Tempo estimado de leitura: 14 minutos

  A porta velha de madeira é aberta pelo Padre Abel, que arrastava para dentro do quarto, malas que reconheço como sendo minhas, as que estavam na casa de vovó.
  Retiro a coberta do meu corpo, e me sento sobre a pequena cama.
  – Essas são as minhas malas. – Digo, assim que o Padre fecha a porta e deixa as malas em um canto do quarto.
  – Sim, fui até a casa da sua avó pegá-las. – Ele vem se sentar ao meu lado, sobre a cama.
  – Por quê? – Cruzo os braços, em um gesto para manter um pouco de contato, mesmo que próprio.
  – Porquê você vai ficar aqui, por enquanto.
  Franzo o cenho, confusa.
  – Não posso ir embora?
  – Claro que pode, mas antes temos que conversar. – Mesmo que seu semblante fosse sério, sua voz soava amena.
  Fico em silêncio por um tempo, e o Padre suspira, antes de estender sua mão e tocar minha bochecha.
  – Como você está hoje? Dormiu bem?
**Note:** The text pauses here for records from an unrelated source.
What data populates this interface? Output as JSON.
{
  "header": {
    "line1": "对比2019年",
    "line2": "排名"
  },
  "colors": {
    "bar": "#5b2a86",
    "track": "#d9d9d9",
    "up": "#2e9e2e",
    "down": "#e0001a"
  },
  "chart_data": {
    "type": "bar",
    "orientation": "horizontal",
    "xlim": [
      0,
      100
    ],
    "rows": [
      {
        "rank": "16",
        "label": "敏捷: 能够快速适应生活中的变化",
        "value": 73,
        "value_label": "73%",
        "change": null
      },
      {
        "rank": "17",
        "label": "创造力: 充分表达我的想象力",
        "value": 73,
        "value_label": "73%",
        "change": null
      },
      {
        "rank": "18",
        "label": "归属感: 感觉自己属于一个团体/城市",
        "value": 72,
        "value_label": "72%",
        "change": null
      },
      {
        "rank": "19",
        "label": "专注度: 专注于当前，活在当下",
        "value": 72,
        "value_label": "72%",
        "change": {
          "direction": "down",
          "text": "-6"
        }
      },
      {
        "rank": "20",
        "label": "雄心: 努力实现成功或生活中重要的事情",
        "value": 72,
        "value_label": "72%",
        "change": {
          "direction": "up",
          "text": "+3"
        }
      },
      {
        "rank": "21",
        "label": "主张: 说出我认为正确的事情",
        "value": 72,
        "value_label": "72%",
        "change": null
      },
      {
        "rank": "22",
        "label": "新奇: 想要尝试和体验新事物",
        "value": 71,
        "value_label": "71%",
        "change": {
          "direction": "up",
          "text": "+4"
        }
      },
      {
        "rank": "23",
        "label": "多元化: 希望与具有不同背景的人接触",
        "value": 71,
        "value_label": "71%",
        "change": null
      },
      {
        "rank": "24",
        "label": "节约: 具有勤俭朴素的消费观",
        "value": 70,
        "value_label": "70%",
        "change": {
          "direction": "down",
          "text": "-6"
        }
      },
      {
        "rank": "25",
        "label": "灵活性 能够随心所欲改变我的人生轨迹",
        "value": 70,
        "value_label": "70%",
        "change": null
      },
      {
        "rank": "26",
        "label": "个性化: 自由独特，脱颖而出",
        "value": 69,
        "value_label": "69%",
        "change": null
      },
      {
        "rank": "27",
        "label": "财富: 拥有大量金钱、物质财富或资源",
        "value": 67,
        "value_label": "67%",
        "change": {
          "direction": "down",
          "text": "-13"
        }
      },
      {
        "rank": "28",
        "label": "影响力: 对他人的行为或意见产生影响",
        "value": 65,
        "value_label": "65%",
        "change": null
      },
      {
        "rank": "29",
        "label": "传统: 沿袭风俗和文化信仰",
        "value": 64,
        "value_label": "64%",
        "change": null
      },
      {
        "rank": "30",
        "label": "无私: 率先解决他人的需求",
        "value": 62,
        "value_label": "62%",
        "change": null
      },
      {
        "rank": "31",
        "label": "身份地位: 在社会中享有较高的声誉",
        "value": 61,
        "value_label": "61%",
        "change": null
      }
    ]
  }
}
Ainda parece um pouco avermelhado. – Ele passa suavemente seus dedos sobre minha bochecha, no exato local onde vovó acertou.
  Não dormi nenhum pouco bem, longe disso, na verdade, eu nem dormi, passei a noite inteira acordada nesse quarto, pensando e revivendo dentro da minha cabeça, tudo que aconteceu nas últimas horas.
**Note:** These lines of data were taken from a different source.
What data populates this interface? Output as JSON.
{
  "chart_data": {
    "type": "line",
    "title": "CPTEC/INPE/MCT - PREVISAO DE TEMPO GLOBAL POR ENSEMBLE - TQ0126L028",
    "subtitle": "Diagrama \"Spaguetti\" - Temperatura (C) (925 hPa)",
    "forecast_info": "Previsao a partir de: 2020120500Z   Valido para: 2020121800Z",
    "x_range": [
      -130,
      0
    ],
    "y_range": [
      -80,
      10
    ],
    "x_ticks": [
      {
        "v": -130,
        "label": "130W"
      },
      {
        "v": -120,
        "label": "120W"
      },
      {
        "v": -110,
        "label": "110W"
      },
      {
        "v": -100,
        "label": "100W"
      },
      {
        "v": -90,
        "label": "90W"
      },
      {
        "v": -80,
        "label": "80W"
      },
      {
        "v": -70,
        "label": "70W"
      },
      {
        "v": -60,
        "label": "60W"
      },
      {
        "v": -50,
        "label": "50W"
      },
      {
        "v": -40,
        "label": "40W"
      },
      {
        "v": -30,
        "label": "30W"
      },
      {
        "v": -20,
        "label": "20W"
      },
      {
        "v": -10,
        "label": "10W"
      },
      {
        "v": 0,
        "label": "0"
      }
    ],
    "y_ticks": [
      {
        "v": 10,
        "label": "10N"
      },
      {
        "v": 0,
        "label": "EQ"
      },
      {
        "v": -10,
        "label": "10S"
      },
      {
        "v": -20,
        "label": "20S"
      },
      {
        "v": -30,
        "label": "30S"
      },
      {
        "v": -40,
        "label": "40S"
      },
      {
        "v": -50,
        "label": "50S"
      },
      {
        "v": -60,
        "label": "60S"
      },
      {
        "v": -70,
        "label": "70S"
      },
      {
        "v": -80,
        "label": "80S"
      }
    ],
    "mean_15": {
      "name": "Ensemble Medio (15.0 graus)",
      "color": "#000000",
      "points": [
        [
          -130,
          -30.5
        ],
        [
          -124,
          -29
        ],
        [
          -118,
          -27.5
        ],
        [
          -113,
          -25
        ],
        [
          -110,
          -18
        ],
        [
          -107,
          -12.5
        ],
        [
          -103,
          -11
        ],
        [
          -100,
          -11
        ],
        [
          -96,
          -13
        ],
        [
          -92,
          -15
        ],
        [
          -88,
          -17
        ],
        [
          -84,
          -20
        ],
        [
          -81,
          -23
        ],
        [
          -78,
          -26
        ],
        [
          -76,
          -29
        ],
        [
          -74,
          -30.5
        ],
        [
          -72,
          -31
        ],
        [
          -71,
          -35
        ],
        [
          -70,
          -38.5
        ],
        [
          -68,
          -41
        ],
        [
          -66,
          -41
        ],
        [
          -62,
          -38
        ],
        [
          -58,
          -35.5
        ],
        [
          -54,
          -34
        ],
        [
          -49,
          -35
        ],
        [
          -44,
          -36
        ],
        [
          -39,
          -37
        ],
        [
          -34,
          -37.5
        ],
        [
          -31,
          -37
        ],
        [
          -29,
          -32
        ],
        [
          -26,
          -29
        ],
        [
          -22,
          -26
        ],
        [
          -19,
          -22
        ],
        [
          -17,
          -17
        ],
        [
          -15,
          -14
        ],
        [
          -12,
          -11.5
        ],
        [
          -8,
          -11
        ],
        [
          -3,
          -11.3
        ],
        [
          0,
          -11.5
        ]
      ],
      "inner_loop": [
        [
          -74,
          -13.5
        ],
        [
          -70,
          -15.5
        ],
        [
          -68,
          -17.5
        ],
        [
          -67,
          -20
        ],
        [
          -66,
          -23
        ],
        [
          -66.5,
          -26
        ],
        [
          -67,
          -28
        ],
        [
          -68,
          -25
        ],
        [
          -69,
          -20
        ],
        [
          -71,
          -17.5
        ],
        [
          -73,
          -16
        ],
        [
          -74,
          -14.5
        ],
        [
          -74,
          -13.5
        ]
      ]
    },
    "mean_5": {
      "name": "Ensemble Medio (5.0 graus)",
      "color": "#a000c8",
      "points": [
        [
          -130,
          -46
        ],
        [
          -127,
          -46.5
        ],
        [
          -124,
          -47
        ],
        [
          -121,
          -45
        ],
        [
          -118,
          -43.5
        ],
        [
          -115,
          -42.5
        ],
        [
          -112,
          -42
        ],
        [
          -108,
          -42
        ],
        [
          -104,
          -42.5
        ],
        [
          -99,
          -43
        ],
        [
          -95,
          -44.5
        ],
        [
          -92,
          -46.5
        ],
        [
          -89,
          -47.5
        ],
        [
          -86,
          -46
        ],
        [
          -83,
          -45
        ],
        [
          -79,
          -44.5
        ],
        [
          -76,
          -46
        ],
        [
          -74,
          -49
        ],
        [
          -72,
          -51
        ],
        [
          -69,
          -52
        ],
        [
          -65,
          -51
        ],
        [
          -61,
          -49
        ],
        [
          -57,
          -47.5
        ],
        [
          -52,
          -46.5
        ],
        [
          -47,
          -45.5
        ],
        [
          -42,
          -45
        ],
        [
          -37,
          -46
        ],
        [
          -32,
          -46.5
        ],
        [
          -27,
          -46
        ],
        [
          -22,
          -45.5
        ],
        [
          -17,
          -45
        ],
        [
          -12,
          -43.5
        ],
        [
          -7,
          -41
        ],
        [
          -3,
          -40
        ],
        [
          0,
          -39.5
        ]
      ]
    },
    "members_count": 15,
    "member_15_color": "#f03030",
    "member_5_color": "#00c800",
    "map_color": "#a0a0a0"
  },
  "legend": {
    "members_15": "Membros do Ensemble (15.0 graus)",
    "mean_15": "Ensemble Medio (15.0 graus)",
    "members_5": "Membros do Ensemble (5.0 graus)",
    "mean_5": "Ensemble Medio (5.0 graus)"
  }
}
  Apenas aceno em concordância para o Padre, que percebe que não estou falando a verdade.
  Ele suspira, outra vez.
  – Antes de te explicar, gostaria de saber tudo que aconteceu até o momento em que essa tatuagem apareceu em você. – O Padre coloca suas mãos sobre as pernas cobertas pela batina preta, observando-me com paciência.
  Respiro fundo, olhando para qualquer outro lugar do pequeno quarto de paredes acinzentadas de concreto.
  – Vovó estava certa... eu conheço alguns vampiros. – Meu lábio inferior treme, e eu quase não consigo continuar. – Demorei pra descobrir que eles eram vampiros, e quando isso aconteceu, quis ir atrás pra saber a verdade, já que ninguém nunca me contou. Então, um vampiro que eu nunca tinha visto antes... ele me atacou... – Engulo em seco, e depois aperto minha mandíbula, enquanto mexo meus dedos de maneira nervosa. – Mas eu havia levado uma seringa cheia de Erva-Verde, eu pensei que esse tipo de coisa poderia acontecer. Eu injetei nele, e depois voltei pra casa, e foi quando eu senti essa dor horrível nas costas e essa marca apareceu.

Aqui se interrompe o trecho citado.